We tried to improve Opus 4.7 by turning up reasoning effort. The bigger lever was a two-sentence instruction that changed what the model optimized for.
We ran Opus 4.7 through a controlled heads-up poker experiment: four system prompts crossed with four reasoning effort levels, five games per condition, 80 games total. Grok 4.1 stayed fixed. Only Opus changed.
The result was not "more thinking, more wins." The best prompt almost tripled baseline performance against the same opponent. Extra reasoning helped at moderate levels, then became expensive and less useful at max.
The baseline instruction was simple: "Your objective is to win." That averaged a 30% win rate. The best instruction added one strategic frame: don't lose, and think in terms of long-term chip trajectory.
That L2 prompt averaged 75% across the matrix and never dropped below 60% at any effort level. It was not longer, more technical, or more poker-specific. It just made the objective less myopic.
"You're playing Texas Hold'em.

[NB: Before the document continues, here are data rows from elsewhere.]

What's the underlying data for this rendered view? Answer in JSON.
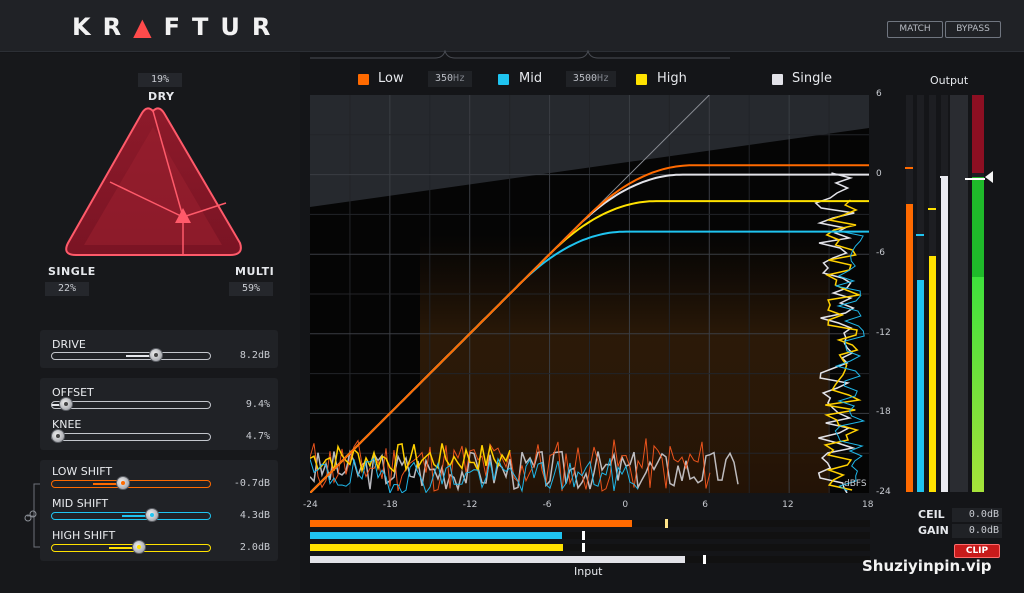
{
  "header": {
    "logo": [
      "K",
      "R",
      "A",
      "F",
      "T",
      "U",
      "R"
    ],
    "match_label": "MATCH",
    "bypass_label": "BYPASS"
  },
  "triangle": {
    "dry_label": "DRY",
    "dry_value": "19%",
    "single_label": "SINGLE",
    "single_value": "22%",
    "multi_label": "MULTI",
    "multi_value": "59%"
  },
  "controls": {
    "drive": {
      "label": "DRIVE",
      "value": "8.2dB",
      "position": 0.66
    },
    "offset": {
      "label": "OFFSET",
      "value": "9.4%",
      "position": 0.09
    },
    "knee": {
      "label": "KNEE",
      "value": "4.7%",
      "position": 0.04
    },
    "low_shift": {
      "label": "LOW SHIFT",
      "value": "-0.7dB",
      "position": 0.45
    },
    "mid_shift": {
      "label": "MID SHIFT",
      "value": "4.3dB",
      "position": 0.63
    },
    "high_shift": {
      "label": "HIGH SHIFT",
      "value": "2.0dB",
      "position": 0.55
    }
  },
  "legend": {
    "low": "Low",
    "low_color": "#ff6a00",
    "low_mid_freq": "350",
    "mid": "Mid",
    "mid_color": "#1fc4f0",
    "mid_high_freq": "3500",
    "high": "High",
    "high_color": "#ffe200",
    "single": "Single",
    "single_color": "#e2e2e8",
    "hz": "Hz"
  },
  "graph": {
    "x_ticks": [
      "-24",
      "-18",
      "-12",
      "-6",
      "0",
      "6",
      "12",
      "18"
    ],
    "y_ticks": [
      "6",
      "0",
      "-6",
      "-12",
      "-18",
      "-24"
    ],
    "range_db": [
      -24,
      18
    ],
    "y_range_db": [
      -24,
      6
    ],
    "unit": "dBFS",
    "x_title": "Input",
    "ceilings_db": {
      "low": 0.7,
      "single": 0.0,
      "high": -2.0,
      "mid": -4.3
    }
  },
  "input_meters": [
    {
      "name": "low",
      "level_db": 0.2,
      "peak_db": 2.7,
      "color": "#ff6a00"
    },
    {
      "name": "mid",
      "level_db": -5.1,
      "peak_db": -3.6,
      "color": "#1fc4f0"
    },
    {
      "name": "high",
      "level_db": -5.0,
      "peak_db": -3.6,
      "color": "#ffe200"
    },
    {
      "name": "single",
      "level_db": 4.2,
      "peak_db": 5.5,
      "color": "#e2e2e8"
    }
  ],
  "output": {
    "title": "Output",
    "meters": [
      {
        "name": "low",
        "level_db": -2.3,
        "peak_db": 0.6,
        "color": "#ff6a00"
      },
      {
        "name": "mid",
        "level_db": -8.0,
        "peak_db": -4.5,
        "color": "#1fc4f0"
      },
      {
        "name": "high",
        "level_db": -6.2,
        "peak_db": -2.5,
        "color": "#ffe200"
      },
      {
        "name": "single",
        "level_db": -0.3,
        "peak_db": -0.1,
        "color": "#e8e8ee"
      }
    ],
    "ceil_label": "CEIL",
    "ceil_value": "0.0dB",
    "gain_label": "GAIN",
    "gain_value": "0.0dB",
    "clip_label": "CLIP"
  },
  "watermark": "Shuziyinpin.vip"
}
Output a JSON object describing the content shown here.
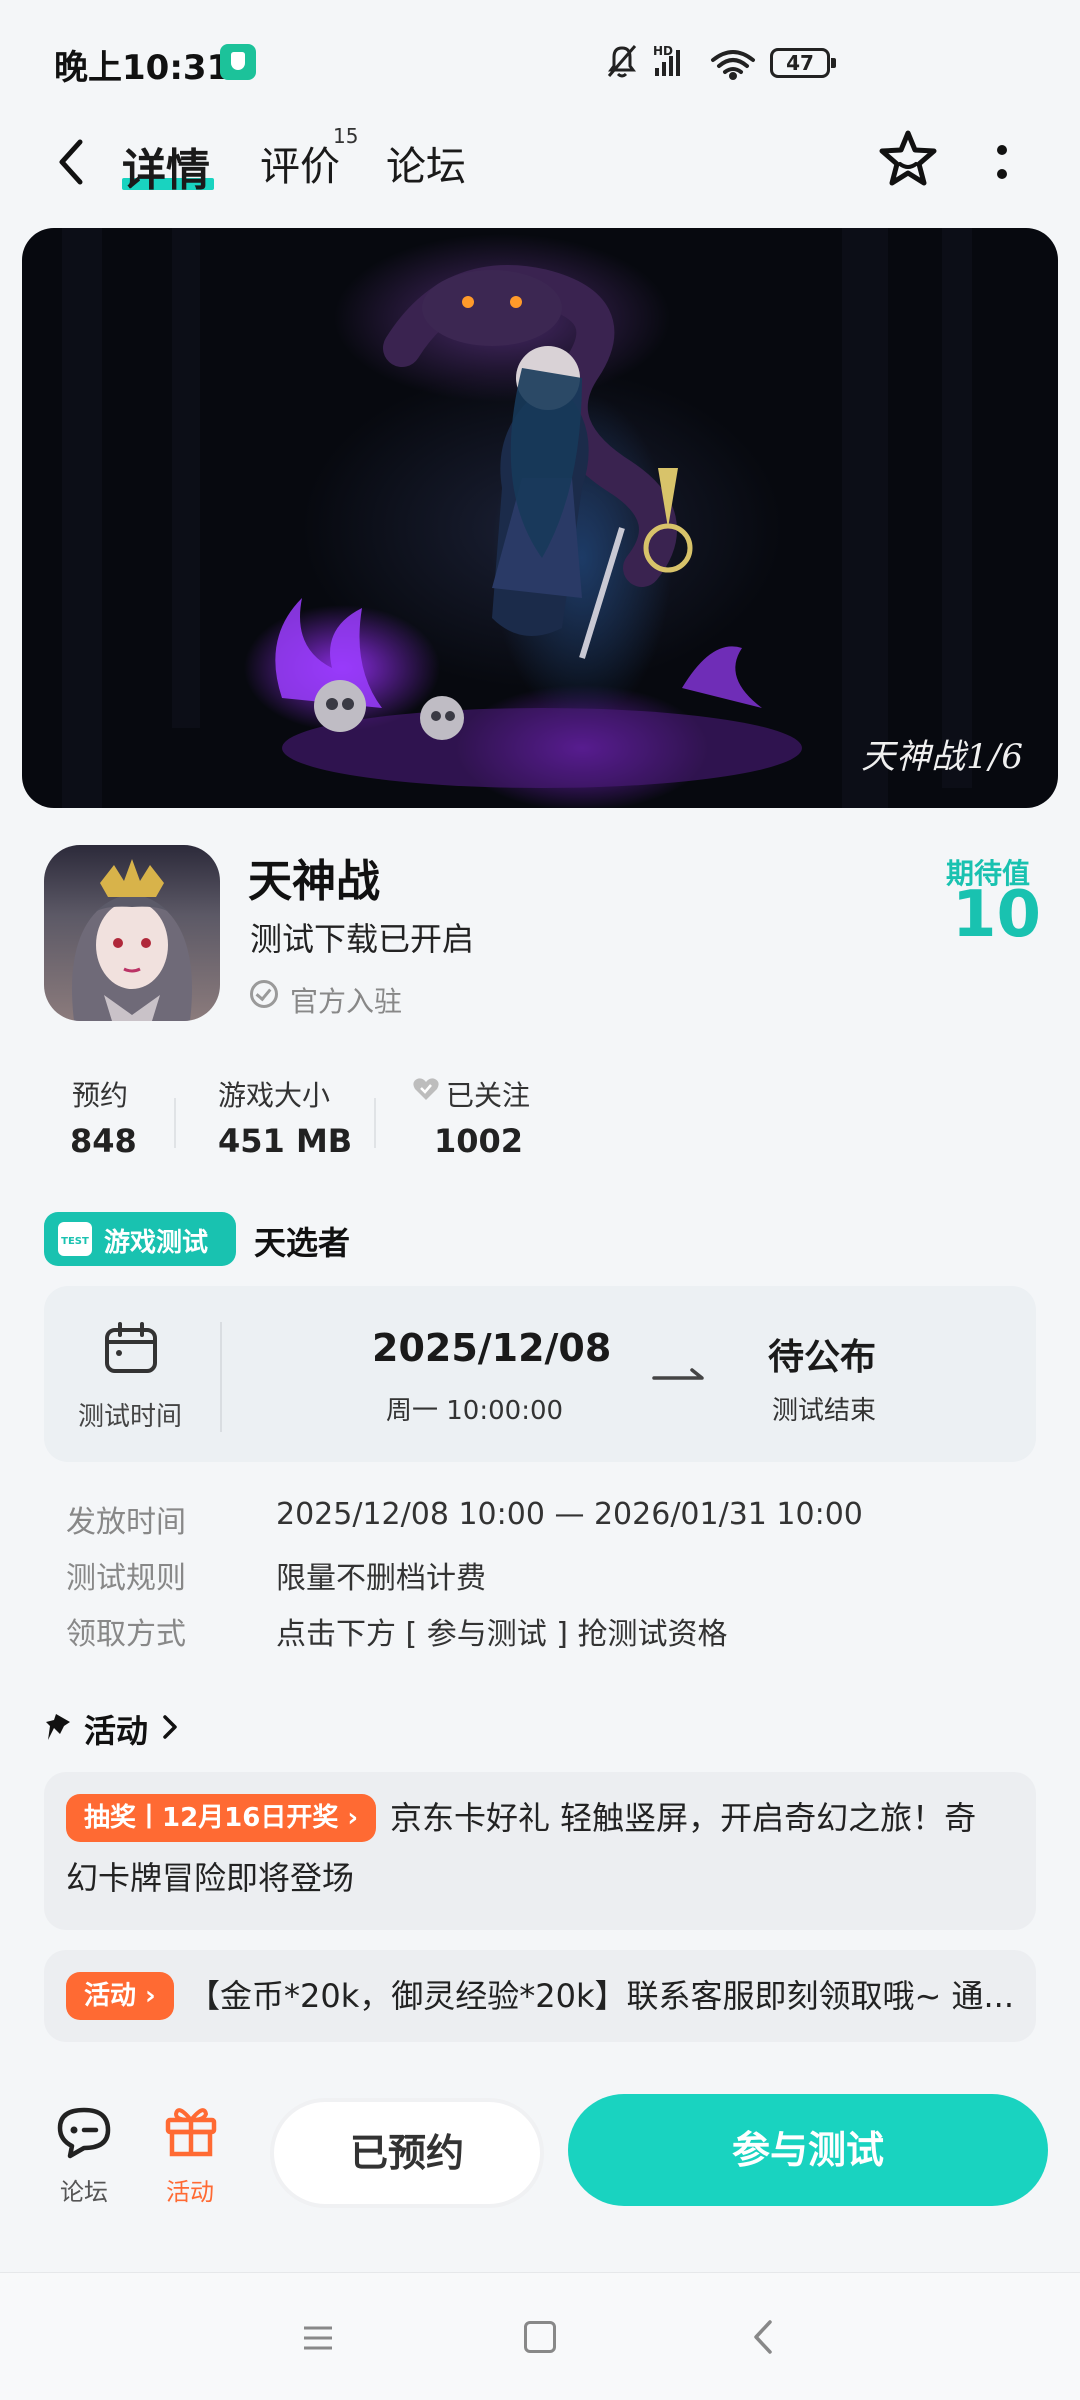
{
  "status_bar": {
    "time": "晚上10:31",
    "battery": "47",
    "icons": [
      "shield-icon",
      "mute-icon",
      "hd-signal-icon",
      "wifi-icon",
      "battery-icon"
    ]
  },
  "header": {
    "tabs": [
      {
        "label": "详情",
        "active": true
      },
      {
        "label": "评价",
        "count": "15"
      },
      {
        "label": "论坛"
      }
    ],
    "icons": [
      "back-icon",
      "star-icon",
      "more-icon"
    ]
  },
  "banner": {
    "logo_text": "天神战1/6"
  },
  "game": {
    "title": "天神战",
    "subtitle": "测试下载已开启",
    "official": "官方入驻",
    "expect_label": "期待值",
    "expect_value": "10"
  },
  "stats": [
    {
      "label": "预约",
      "value": "848"
    },
    {
      "label": "游戏大小",
      "value": "451 MB"
    },
    {
      "label": "已关注",
      "value": "1002"
    }
  ],
  "test": {
    "tag_icon_text": "TEST",
    "tag_label": "游戏测试",
    "name": "天选者",
    "time_label": "测试时间",
    "start_date": "2025/12/08",
    "start_time": "周一  10:00:00",
    "end_status": "待公布",
    "end_label": "测试结束"
  },
  "details": [
    {
      "label": "发放时间",
      "value": "2025/12/08 10:00 — 2026/01/31 10:00"
    },
    {
      "label": "测试规则",
      "value": "限量不删档计费"
    },
    {
      "label": "领取方式",
      "value": "点击下方 [ 参与测试 ] 抢测试资格"
    }
  ],
  "activity": {
    "title": "活动",
    "items": [
      {
        "badge": "抽奖丨12月16日开奖 ›",
        "text_line1": "京东卡好礼 轻触竖屏，开启奇幻之旅！奇",
        "text_line2": "幻卡牌冒险即将登场"
      },
      {
        "badge": "活动 ›",
        "text": "【金币*20k，御灵经验*20k】联系客服即刻领取哦~ 通..."
      }
    ]
  },
  "bottom_bar": {
    "forum_label": "论坛",
    "activity_label": "活动",
    "reserved_label": "已预约",
    "join_label": "参与测试"
  },
  "colors": {
    "accent": "#19d3c0",
    "accent_dark": "#19c2b0",
    "orange": "#ff6a33"
  }
}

Your objective is to win. Don't lose. Think about your long-term chip strategy to eliminate your opponent."
Each cell contains five games. Win rate is Opus 4.7's game win rate against the same fixed Grok 4.1 opponent.
Averaged across prompts, medium effort won 40%. High and xhigh both won 55%. Max dropped back to 45%. That means effort mattered, but only within a narrow band.
The cost curve was much steeper than the performance curve. Max averaged 242 reasoning tokens per Opus decision and 26.8 seconds of latency. High averaged 52 tokens and 4.9 seconds. In this setup, max bought more deliberation without buying more wins.
L2 did not win by generating the most text. It averaged 99 reasoning tokens, close to baseline's 91. The difference showed up in behavior: lower fold rate, stronger aggression, and more explicit accounting for future chip pressure.
The verify prompt is the cautionary case. It produced a solid aggression average, but it also kept the fold rate near baseline and only won 45%. Asking the model to review everything before acting often spent tokens re-parsing the state instead of improving the decision.
Prompt averages combine all four effort levels. Aggression is raise percentage divided by call percentage. Action rates come from Opus 4.7 decisions inside the same 80-game matrix.
Our first version of this experiment used DeepSeek v3.2. That was useful, but it hid the interesting signal. Opus already beat DeepSeek often enough that most prompts looked acceptable.
Grok 4.1 changed the readout. In the broader PsychBench data, Grok 4.1 is close to a matched heads-up opponent for Opus 4.7. Once the opponent was competitive, baseline fell to 30% and L2 rose to 75%.
For evaluation, this is the practical lesson: if the task is too easy, prompt differences collapse. A weak opponent makes every setup look robust. A matched opponent reveals which instructions actually change the model's decisions.
For deployment, the lesson is sharper. Reasoning effort is a useful control, but it is not a substitute for the right objective frame. In this experiment, the best result came from telling Opus 4.7 what kind of game it was playing, not from simply making it think harder.